Recently I attended a conference at the King’s Fund that focussed on transforming patient experience, particularly the experience of vulnerable patient groups.
To me, the day felt as much like a call to action as a celebration of good practice. Hearing from Catherine Carter, a mother with learning disabilities and Asperger’s, about the distressing experiences of parents with learning disabilities offered a stark reminder of how much stigma there still is around certain conditions.
She described a project to engage people with learning disabilities using maternity services. Through regional roadshows, they listened to what people with learning disabilities had to say, and produced a series of recommendations for policymakers and practitioners about how to improve maternity services. I liked their “ladder of power,” where they asked people to rank themselves and those involved in their care based on their level of power. The mothers and fathers rated themselves as having the least power, with social workers right at the top. The reason? “They take our babies away.”
There were other eye opening results, such as GP receptionists being perceived as more powerful than the GPs themselves because “they are the gatekeeper of whether you get an appointment or not.” This highlights the levels of fear that people with learning disabilities experience when engaging with the health and care “system”—and how important the role of all staff is in providing good care.
Parents with learning disabilities, speaking on films made by Healthtalk, described this sense of powerlessness and fear during pregnancy. What makes it worse is that health professionals sometimes fail to provide them with basic information, such as birthing options or antenatal classes. Rather than being treated with compassion and dignity, both mothers and fathers with learning disabilities often felt stigmatised and isolated at a time of extreme vulnerability. They described being on a ward with new mothers and their babies, after their own had been taken away to be fostered, with no support to manage this devastating loss.
Communication between staff and vulnerable patients was a theme that emerged time and time again during the conference. So it was heartening to end the session by hearing about the UK pilot of the “Always Events Programme,” supported by the Picker Institute.
Staff at Lancashire Care NHS Foundation Trust had identified discharge as a concern for people with learning disabilities who accessed their services. Using a methodology where patients and staff are equal collaborators, the team have been co-designing their service around the specific needs of its users, and coming up with their recommended “Always Events”—such as “use kind, respectful words” and “don’t rush or talk too fast.”
Many of the changes they have implemented may seem minor or even trivial—such as adding a photo of the patient’s clinician to their discharge letters—but they can make all the difference to the service users.
This co-design methodology is powerful and successful for several reasons: it fosters a strong sense of teamwork and collaboration between staff and service users; it improves not just patient experience, but patient safety and effectiveness as well; and most of the changes are easy to implement and relatively inexpensive, rather than systemic.
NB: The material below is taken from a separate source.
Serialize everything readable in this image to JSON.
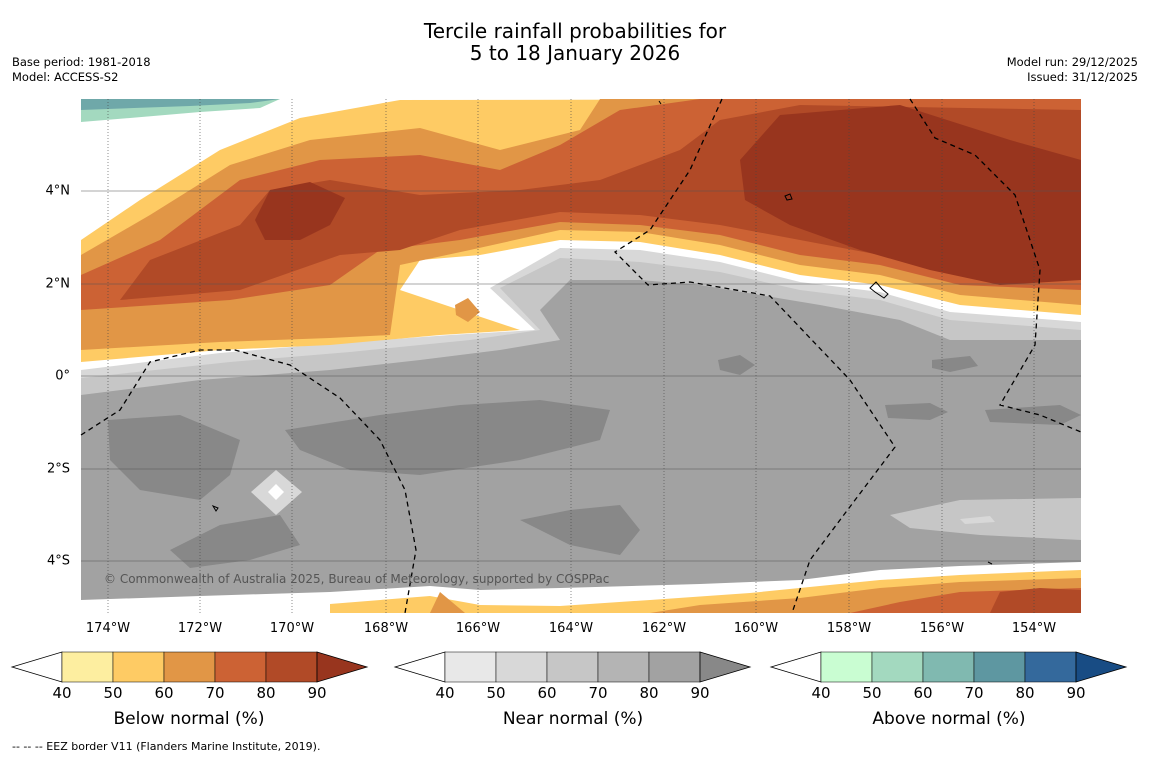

I know from my own experience that feeling vulnerable can be an inherent part of accessing health or social care. For both patients and families, it is crucial to feel listened to and understood. Co-design goes even further than just listening to create a compassionate patient-caregiver partnership—and that is central to improving patient experience and building an engaged and resilient workforce.
Patrick Cullen is communications manager at The Point of Care Foundation, a charity working to improve patients’ experience of care and to increase support for the staff who work with them.
Competing interests: The Point of Care Foundation was a partner organisation at the conference.